The principle
- The principle of conservation of momentum states that, when no outside force acts on a group of interacting objects, the total momentum of the group before the interaction equals the total momentum after the interaction
- "Interaction" in this context can mean:
- a collision between two objects that come together
- an explosion where one object breaks into two or more pieces
- Because momentum is a vector, the signs of velocities must be tracked carefully when totals are taken, because opposite-direction velocities can partially or fully cancel
Applying conservation to a collision
- Pick a positive direction for the whole problem at the start
- Write the total momentum before the collision:
p_before = m₁u₁ + m₂u₂
- Write the total momentum after the collision:
p_after = m₁v₁ + m₂v₂
- Set the two equal (the heart of conservation) and solve for the unknown velocity:
m₁u₁ + m₂u₂ = m₁v₁ + m₂v₂
- If two objects start moving towards each other at equal and opposite momenta, the system's total momentum is zero, and the same zero must come out after the collision (e.g. the two objects might end up at rest, or they might fly off back-to-back at matched momenta)

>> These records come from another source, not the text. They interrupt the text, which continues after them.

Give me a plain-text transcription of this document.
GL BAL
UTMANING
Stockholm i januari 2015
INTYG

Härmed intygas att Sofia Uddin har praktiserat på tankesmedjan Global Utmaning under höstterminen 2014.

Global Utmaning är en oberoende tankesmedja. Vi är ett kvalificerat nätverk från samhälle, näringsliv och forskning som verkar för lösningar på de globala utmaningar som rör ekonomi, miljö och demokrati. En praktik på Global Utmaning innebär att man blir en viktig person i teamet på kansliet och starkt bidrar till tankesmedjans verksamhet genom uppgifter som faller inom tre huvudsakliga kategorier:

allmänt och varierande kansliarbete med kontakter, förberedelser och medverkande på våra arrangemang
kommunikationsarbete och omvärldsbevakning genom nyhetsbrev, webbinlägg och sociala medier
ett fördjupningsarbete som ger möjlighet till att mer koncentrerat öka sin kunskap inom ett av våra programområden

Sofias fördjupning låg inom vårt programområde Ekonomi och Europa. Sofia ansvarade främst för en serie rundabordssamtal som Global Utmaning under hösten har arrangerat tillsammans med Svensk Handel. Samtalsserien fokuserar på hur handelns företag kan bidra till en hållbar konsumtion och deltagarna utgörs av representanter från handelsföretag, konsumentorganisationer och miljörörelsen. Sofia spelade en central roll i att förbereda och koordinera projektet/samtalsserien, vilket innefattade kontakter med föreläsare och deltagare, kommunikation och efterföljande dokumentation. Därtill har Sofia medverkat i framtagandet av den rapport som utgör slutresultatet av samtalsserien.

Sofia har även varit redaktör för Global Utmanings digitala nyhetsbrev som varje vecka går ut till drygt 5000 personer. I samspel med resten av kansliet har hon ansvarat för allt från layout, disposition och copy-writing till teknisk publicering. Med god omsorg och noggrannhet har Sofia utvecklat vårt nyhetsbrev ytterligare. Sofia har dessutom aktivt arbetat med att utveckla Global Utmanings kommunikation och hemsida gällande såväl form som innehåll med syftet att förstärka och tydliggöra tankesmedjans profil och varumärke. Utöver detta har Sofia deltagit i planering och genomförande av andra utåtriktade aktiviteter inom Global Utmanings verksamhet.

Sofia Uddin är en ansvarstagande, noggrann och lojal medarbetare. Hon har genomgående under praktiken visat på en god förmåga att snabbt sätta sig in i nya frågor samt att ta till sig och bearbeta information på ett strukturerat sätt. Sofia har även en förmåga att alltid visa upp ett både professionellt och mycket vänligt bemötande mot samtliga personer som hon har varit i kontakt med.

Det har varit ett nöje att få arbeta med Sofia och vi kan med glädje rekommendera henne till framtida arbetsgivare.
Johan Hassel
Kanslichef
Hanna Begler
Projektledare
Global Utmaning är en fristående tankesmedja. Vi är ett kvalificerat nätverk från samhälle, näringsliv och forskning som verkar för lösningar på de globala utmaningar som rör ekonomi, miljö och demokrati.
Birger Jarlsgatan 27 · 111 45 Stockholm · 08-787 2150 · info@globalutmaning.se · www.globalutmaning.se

Example — a 1500 kg car travelling at 12 m/s collides with a stationary 2400 kg lorry. The car slows to 3.0 m/s after the impact (still moving forward). Calculate the lorry's velocity straight after the collision.
- Take "forward" as positive
- Total momentum before = (1500 × 12) + (2400 × 0) = 18 000 kg m/s
- Total momentum after = (1500 × 3.0) + (2400 × v_lorry) = 4500 + 2400 v_lorry
- Set them equal: 18 000 = 4500 + 2400 v_lorry
- Solve: 2400 v_lorry = 18 000 − 4500 = 13 500
- v_lorry = 13 500 / 2400 = 5.625 m/s forward